6. November 2020

Wir Kinder der Barbaren

Manchmal stockt mir der Atem. Manchmal bin ich schon nach einem halben Tag sehr müde. Ich spüre, wie sich eine Traurigkeit vertieft. Die letzten fünf Jahre waren im ganzen Land ein zunehmendes Kräftespiel unbewältigter Problemlagen. Inzwischen zeigen uns allerhand laufende Verfahren, wie viel an Inkompetenz diverse Funktionseliten kaum noch verbergen können; bis in höchste Regierungskreise.

Was dagegen hilft? Ich kenne nur diesen wirksamen Weg: Nischen aufmachen und beleben, in denen Achtsamkeit, Sachkompetenz und ein fairer Umgang miteinander regieren. Dazu Themenschwerpunkte von Relevanz.

Wer das laut behauptet, weckt mein Mißtrauen. Was hab ich nun über Jahre alles an Propaganda in die Ohren geblasen bekommen! Wer aber so handelt, ist schnell erkennbar und bedarf keiner Marktschreierei. Wo die Taten sprechen, finde ich mich zurecht. Den Sprücheklopfern mag ich nicht mehr zuhören.

Die Berichte zum Mordschützen von Wien haben mir so deutlich in Erinnerung gebracht, wie ein automatisches Gewehr klingt. Diese harten Schläge, vor denen sich die Luft duckt. Mir gingen in den letzten Stunden zwei Fragen im Kopf um:
+) Was, wenn es mich getroffen hätte?
+) Was, wenn es mein Sohn gewesen wäre?

Ich bin das Kind von Barbaren. Daher weiß ich gut, daß Schuld und Verantwortung zwei verschiedene Kategorien sind. Schuld kommt aus Taten oder schuldhaften Unterlassungen. Darüber haben wir als Gesellschaft allerhand Klarheiten. Mit Verantwortung ist es kniffliger; doch auch klärbar: sie bemißt sich an dem, was ich auf mich nehmen kann.

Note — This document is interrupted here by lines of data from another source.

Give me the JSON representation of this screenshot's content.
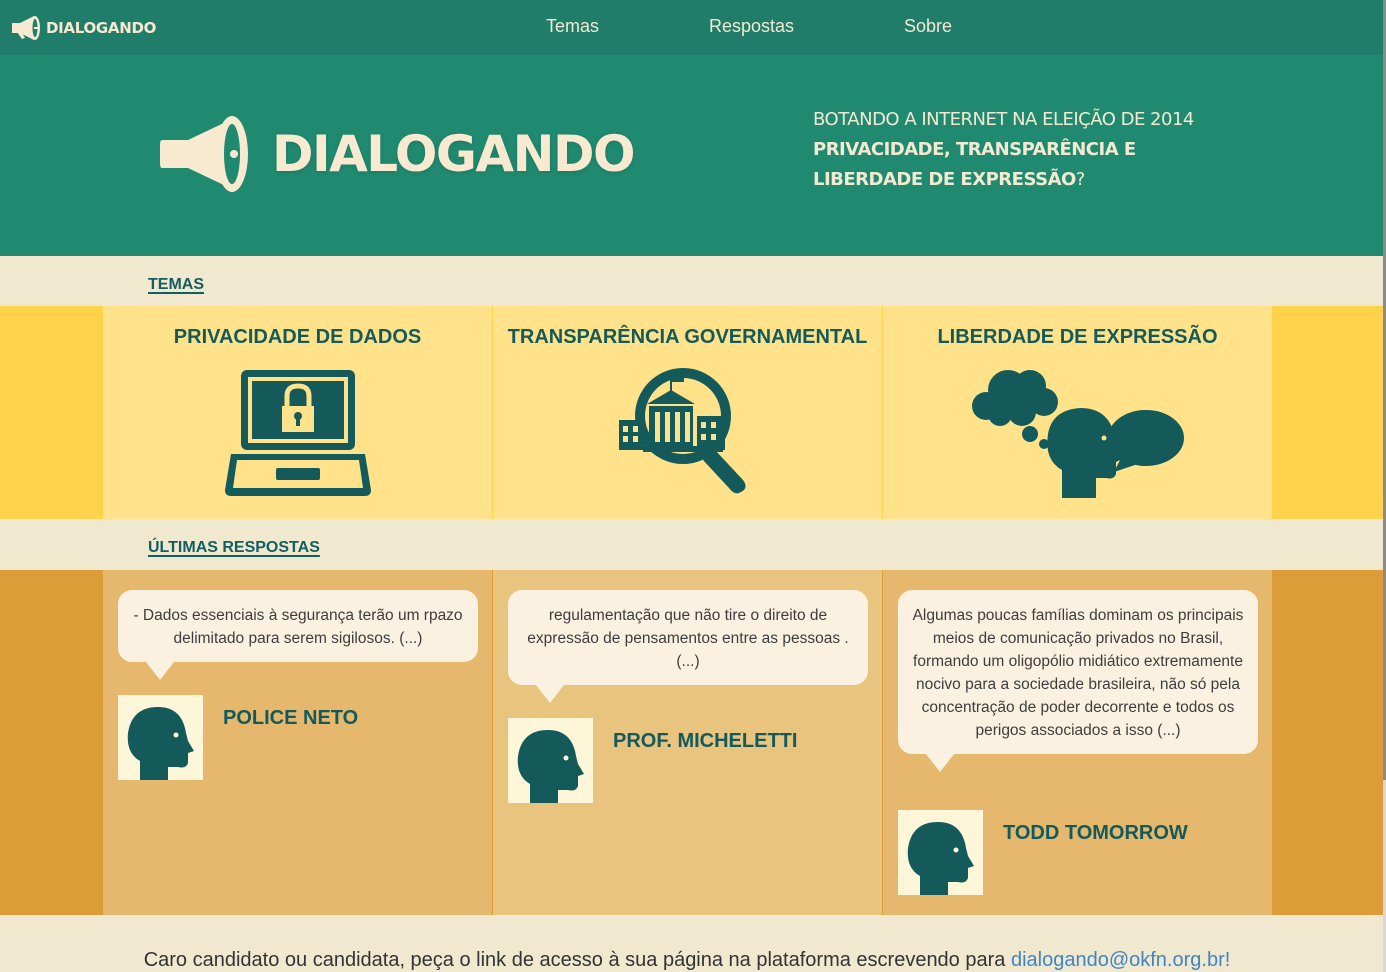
{
  "nav": {
    "logo_text": "DIALOGANDO",
    "links": [
      "Temas",
      "Respostas",
      "Sobre"
    ]
  },
  "hero": {
    "title": "DIALOGANDO",
    "tag_line1": "BOTANDO A INTERNET NA ELEIÇÃO DE 2014",
    "tag_bold": "PRIVACIDADE, TRANSPARÊNCIA E LIBERDADE DE EXPRESSÃO",
    "tag_suffix": "?"
  },
  "themes": {
    "section_title": "TEMAS",
    "items": [
      {
        "label": "PRIVACIDADE DE DADOS",
        "icon": "laptop-lock-icon"
      },
      {
        "label": "TRANSPARÊNCIA GOVERNAMENTAL",
        "icon": "magnifier-building-icon"
      },
      {
        "label": "LIBERDADE DE EXPRESSÃO",
        "icon": "head-speech-icon"
      }
    ]
  },
  "answers": {
    "section_title": "ÚLTIMAS RESPOSTAS",
    "items": [
      {
        "text": "- Dados essenciais à segurança terão um rpazo delimitado para serem sigilosos. (...)",
        "author": "POLICE NETO"
      },
      {
        "text": "regulamentação que não tire o direito de expressão de pensamentos entre as pessoas . (...)",
        "author": "PROF. MICHELETTI"
      },
      {
        "text": "Algumas poucas famílias dominam os principais meios de comunicação privados no Brasil, formando um oligopólio midiático extremamente nocivo para a sociedade brasileira, não só pela concentração de poder decorrente e todos os perigos associados a isso (...)",
        "author": "TODD TOMORROW"
      }
    ]
  },
  "footer": {
    "text": "Caro candidato ou candidata, peça o link de acesso à sua página na plataforma escrevendo para ",
    "email": "dialogando@okfn.org.br!"
  },
  "colors": {
    "nav_bg": "#1f7d69",
    "hero_bg": "#208a70",
    "cream": "#f0e8cf",
    "yellow": "#ffd24c",
    "yellow_light": "#ffe28a",
    "orange": "#dc9c37",
    "tan": "#e5b86e",
    "teal_dark": "#145a5a",
    "link": "#3f85c4"
  }
}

Meine Vaterschaft hat mir ein irritierendes Gefühl eingebracht. Eines Tages schien mir: irgendwie sind die Kinder, egal wessen Kinder, unser aller Schutzbefohlene. Das meint, sie sind in etlichen Situationen auf unseren Schutz angewiesen, ganz unabhängig davon, welche Eltern das gerade nicht leisten können. (Sie kennen dieses Bonmot, es brauche ein ganzes Dorf, um ein Kind aufzuziehen?)

Aber was heißt es praktisch, daß sie alle unsere Schutzbefohlenen seien? Wie ist das umzusetzen? Heute denke ich: das klappt über individuelle Lösungen. Und, wie oben zum Thema Verantwortung angedeutet, es bemißt sich an dem, was ich auf mich nehmen kann. Wenn ich es nicht tragen kann, mögen andere da sein, die das schaffen.

Da ich nur das an Verantwortung übernehmen kann, was mir tragbar und erträglich ist, bleibt das Gemeinwesen von so großer Bedeutung. Deshalb sind solche Dinge einer Gemeinschaft anempfohlen, deren verschiedene Mitglieder unterschiedliche Ressourcen zur Verfügung haben.

Um das als relevant zu erleben, hätte es nicht erst des Attentäters von Wien bedurft. Was diese Schüsse an Solidaritätsbekundungen ausgelöst haben, sollte sich eigentlich in den kommenden Wochen in unserem Alltag beweisen; oder es war hauptsächlich Pose.

Was den Täter angeht, tagt derzeit eine Art „Volksgerichtshof“ in den Social Media. Es hagelt Fernbefunde, die kein Professional der Psychologie und des Umgangs mit gefährlichen Menschen abgeben würde. Wie sehr sich doch der Pöbel freut, wenn jemand in der Arena landet.